I thought, I can buy a Hornady press, use range brass, and same some cash!

And, well, kind of. But mostly no. Yes, buying primers, bullets, and powder, and using range brass is indeed cheaper than buying boxes or cases of ammunition on a per bullet basis. Sure, a set of dies can get expensive ($200+ for match-grade dies if you do, e.g. long range shooting competitions). Oh, and you need to clean your brass, preferably in a wet tumbler, and then dry your brass, and also get a trim station to trim to length, and possibly a primer pocket swager if you've picked up military brass with crimped primer pockets... And a scale, you gotta have a good scale so that you know exactly how much powder you're using (seriously; you need a good scale, you cannot skip this), and you need a chronography to measure speeds to develop the most accurate loads...

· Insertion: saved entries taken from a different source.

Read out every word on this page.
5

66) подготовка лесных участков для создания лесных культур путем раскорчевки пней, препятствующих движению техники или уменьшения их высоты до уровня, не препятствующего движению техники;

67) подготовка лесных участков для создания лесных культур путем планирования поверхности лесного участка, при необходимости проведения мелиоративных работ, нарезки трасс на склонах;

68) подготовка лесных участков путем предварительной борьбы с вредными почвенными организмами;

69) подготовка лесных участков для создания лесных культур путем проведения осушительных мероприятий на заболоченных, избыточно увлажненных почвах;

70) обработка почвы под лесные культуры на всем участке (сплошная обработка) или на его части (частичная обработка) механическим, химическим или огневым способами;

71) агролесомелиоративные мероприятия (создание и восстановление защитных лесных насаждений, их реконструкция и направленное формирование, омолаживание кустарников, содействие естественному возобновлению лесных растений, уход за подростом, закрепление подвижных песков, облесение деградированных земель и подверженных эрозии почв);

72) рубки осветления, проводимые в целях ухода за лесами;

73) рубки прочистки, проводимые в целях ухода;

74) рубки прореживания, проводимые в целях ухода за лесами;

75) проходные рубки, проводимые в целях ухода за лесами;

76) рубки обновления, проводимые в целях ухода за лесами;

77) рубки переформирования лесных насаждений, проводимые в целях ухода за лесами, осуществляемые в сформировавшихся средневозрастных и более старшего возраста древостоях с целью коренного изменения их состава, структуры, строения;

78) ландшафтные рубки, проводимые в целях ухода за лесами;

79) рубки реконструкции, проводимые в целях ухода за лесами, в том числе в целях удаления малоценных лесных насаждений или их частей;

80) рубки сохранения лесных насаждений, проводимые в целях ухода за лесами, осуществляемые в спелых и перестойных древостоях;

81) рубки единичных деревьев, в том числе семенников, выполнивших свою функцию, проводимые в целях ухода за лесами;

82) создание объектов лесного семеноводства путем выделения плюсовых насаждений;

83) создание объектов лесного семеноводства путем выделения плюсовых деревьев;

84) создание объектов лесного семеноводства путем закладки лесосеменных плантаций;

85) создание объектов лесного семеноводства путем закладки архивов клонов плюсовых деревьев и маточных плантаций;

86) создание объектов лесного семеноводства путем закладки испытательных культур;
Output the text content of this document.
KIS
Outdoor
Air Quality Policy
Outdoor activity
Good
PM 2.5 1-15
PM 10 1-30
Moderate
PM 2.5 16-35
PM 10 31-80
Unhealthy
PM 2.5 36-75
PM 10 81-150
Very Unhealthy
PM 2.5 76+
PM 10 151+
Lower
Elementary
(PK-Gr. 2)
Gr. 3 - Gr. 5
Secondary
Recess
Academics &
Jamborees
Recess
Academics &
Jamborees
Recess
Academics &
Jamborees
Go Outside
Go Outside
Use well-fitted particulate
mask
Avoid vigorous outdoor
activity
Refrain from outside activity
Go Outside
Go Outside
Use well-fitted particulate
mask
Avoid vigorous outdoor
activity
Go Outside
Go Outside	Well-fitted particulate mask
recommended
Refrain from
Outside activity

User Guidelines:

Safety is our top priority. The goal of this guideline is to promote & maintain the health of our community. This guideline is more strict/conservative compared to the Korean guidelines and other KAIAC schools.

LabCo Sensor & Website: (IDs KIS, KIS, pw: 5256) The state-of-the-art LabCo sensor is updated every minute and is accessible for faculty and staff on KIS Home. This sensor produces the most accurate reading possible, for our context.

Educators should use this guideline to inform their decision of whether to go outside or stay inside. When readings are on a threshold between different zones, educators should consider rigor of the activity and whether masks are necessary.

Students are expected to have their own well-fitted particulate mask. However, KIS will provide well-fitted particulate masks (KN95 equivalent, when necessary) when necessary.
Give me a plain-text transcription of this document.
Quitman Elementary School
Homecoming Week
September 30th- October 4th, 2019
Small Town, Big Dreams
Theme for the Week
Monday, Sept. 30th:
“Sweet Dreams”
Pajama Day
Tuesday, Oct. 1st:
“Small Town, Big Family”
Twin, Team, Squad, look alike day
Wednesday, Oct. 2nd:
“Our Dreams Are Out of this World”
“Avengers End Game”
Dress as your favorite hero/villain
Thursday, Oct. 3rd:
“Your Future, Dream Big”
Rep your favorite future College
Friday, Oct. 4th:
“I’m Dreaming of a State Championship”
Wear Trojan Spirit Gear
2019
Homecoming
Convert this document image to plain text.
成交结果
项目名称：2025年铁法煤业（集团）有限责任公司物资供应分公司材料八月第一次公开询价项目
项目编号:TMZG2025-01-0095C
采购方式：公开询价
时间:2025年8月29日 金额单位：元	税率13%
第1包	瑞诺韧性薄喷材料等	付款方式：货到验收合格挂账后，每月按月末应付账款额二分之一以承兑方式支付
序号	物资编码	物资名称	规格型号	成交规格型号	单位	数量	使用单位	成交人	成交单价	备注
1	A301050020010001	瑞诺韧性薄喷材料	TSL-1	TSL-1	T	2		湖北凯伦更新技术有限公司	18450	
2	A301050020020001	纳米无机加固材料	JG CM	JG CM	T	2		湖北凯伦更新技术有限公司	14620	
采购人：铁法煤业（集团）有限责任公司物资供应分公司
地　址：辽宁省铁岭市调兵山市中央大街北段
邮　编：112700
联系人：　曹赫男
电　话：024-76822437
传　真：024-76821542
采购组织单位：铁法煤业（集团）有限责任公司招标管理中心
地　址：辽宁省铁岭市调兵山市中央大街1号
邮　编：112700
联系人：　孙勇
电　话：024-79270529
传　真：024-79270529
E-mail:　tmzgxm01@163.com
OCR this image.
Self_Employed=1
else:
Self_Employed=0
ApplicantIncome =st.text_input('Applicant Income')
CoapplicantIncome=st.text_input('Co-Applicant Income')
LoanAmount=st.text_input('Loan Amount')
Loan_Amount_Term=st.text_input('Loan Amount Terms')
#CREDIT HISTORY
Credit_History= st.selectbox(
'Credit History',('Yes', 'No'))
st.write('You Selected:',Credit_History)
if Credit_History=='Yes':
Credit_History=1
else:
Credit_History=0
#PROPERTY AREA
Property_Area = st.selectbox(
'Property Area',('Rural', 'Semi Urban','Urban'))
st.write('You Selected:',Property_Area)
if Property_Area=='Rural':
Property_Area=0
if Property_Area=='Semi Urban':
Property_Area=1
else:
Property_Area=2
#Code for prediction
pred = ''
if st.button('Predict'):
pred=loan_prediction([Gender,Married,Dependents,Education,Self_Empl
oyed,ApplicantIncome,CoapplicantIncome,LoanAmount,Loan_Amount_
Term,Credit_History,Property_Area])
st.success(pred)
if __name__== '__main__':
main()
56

...And then you start getting into progressive reloading presses that are intended for really high volume shooting that start at around $2000, and top out at around $10k, plus things like annealing stations so that your neck tension is always consistent after you've crimped the case, and powder tricklers for when volumetric powder dispensers aren't accurate enough...

But the real expense hits when you're shooting 10x as much because now ammunition is "cheap".

BRB, gonna spend $400 on 8# of Varget powder and $300 on 1000 Hornady ELD-M .224 bullets.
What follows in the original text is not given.